Another component of the Natura 2000 project implemented in the Azores, the Special Protection Zones (Zona de Protecção Especial, ZPE), includes the conservation of wild birds, was declared by the European Commission in 1990, and included within the Azorean legislation under Regional Regulatory Decree 14/2004/A, 20 May 2004. (later altered in 24/2004/A, 1 July 2004 and 9/2005/A, 19 April). It corresponds to a group of classified areas under Directive 79/409/CEE, 2 April 1979, and legislated into action by Regional Regulatory Decree 18/2002/A, 16 May 2002.

Article 4 of the Habitats Directive, requires that six years following the declaration of an area as a zone of communitarian importance, a status member must designate the areas as a special conservation zone. The article establishes priorities for its maintenance and the reestablishment of favourable conservation practices, in order to propagate natural habitats. This requisite was accomplished under Regional Regulatory Decree 5/2009/A, 3 June, which classified sites of communitarian importance (SIC) as special conservation zones (ZEC), in the territory of the Azores.

Initially, 23 sites of communitarian interest were identified, covering an area of approximately 33,639 ha.
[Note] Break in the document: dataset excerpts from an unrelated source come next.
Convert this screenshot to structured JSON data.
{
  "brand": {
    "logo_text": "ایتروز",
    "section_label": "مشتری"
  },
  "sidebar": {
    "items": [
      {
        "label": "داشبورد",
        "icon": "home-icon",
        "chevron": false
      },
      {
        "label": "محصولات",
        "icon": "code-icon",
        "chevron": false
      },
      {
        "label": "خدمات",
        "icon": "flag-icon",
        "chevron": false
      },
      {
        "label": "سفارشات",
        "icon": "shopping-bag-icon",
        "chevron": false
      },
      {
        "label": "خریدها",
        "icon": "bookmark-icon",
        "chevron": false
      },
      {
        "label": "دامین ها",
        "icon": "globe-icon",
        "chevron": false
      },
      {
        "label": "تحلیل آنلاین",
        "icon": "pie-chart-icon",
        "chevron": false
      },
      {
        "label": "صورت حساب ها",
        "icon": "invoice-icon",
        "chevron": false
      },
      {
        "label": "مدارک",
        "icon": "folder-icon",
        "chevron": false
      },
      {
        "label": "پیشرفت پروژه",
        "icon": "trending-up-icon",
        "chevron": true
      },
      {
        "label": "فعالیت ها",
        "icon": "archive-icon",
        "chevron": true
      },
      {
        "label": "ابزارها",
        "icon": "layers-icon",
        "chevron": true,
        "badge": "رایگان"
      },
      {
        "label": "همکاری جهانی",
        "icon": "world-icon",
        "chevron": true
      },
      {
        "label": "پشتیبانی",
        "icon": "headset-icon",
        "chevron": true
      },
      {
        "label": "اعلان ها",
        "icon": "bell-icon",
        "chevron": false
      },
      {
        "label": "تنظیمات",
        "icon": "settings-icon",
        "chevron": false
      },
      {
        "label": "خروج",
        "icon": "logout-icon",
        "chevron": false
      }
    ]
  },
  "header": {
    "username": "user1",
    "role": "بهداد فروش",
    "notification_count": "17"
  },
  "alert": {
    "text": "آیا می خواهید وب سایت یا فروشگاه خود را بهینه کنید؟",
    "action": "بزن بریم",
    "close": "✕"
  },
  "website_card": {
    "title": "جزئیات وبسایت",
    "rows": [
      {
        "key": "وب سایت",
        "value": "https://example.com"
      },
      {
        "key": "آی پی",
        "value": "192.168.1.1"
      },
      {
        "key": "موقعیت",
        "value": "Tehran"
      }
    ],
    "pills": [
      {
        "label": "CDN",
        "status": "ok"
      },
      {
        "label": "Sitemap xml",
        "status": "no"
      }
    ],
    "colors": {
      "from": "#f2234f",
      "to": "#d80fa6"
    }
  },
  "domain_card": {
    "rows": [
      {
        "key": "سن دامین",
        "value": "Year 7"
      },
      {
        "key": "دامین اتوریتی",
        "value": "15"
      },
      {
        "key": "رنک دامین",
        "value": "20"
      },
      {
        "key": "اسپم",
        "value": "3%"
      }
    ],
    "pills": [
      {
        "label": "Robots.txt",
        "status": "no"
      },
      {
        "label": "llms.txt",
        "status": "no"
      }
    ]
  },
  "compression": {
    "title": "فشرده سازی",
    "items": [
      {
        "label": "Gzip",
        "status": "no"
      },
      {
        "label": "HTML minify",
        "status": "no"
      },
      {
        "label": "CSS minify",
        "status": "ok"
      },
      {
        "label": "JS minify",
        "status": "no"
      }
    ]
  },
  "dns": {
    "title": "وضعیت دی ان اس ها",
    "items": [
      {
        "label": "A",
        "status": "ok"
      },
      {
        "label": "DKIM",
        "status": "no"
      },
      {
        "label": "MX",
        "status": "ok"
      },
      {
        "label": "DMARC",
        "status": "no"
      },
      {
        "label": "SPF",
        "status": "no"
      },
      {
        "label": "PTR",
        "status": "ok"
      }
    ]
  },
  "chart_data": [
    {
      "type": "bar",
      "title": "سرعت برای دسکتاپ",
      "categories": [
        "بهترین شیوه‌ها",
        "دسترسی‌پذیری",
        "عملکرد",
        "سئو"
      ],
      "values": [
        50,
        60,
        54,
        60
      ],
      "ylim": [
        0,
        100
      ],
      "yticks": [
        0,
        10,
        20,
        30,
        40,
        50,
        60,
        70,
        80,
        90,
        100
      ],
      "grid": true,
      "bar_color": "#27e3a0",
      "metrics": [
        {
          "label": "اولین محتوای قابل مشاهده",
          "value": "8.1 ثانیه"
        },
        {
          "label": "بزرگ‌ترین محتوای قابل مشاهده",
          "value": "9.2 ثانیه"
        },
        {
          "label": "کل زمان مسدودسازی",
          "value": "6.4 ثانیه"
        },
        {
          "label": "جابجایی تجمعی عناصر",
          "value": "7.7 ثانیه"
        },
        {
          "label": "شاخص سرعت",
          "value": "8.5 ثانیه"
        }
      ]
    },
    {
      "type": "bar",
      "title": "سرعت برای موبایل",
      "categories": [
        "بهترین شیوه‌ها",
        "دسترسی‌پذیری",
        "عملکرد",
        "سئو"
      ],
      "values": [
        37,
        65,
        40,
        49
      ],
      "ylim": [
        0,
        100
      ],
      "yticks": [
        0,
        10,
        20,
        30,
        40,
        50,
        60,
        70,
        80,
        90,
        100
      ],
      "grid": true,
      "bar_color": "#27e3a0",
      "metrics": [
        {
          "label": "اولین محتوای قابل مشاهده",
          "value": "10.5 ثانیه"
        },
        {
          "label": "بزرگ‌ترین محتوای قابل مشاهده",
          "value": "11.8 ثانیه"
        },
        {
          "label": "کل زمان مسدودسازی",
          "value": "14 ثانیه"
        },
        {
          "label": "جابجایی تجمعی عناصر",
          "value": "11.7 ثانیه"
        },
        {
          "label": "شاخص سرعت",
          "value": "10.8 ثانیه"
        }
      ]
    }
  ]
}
In addition, 15 special protection zones, associated with wild bird species, covering 11,825 ha and 8,646 ha of marine habitats were also included. Some terrestrial and marine areas of the Azores, characterized by their high richness in terms of biological diversity, were designated as SIC and SPAS.

A Commission Decision 2009/1001/UE, on 22 December 2009, implemented Directive 92/43/CEE, that provided an updated list of important sites of communitarian interest to include the Menez Gwen and Lucky Strike hydrothermal vents to the list of protected spaces.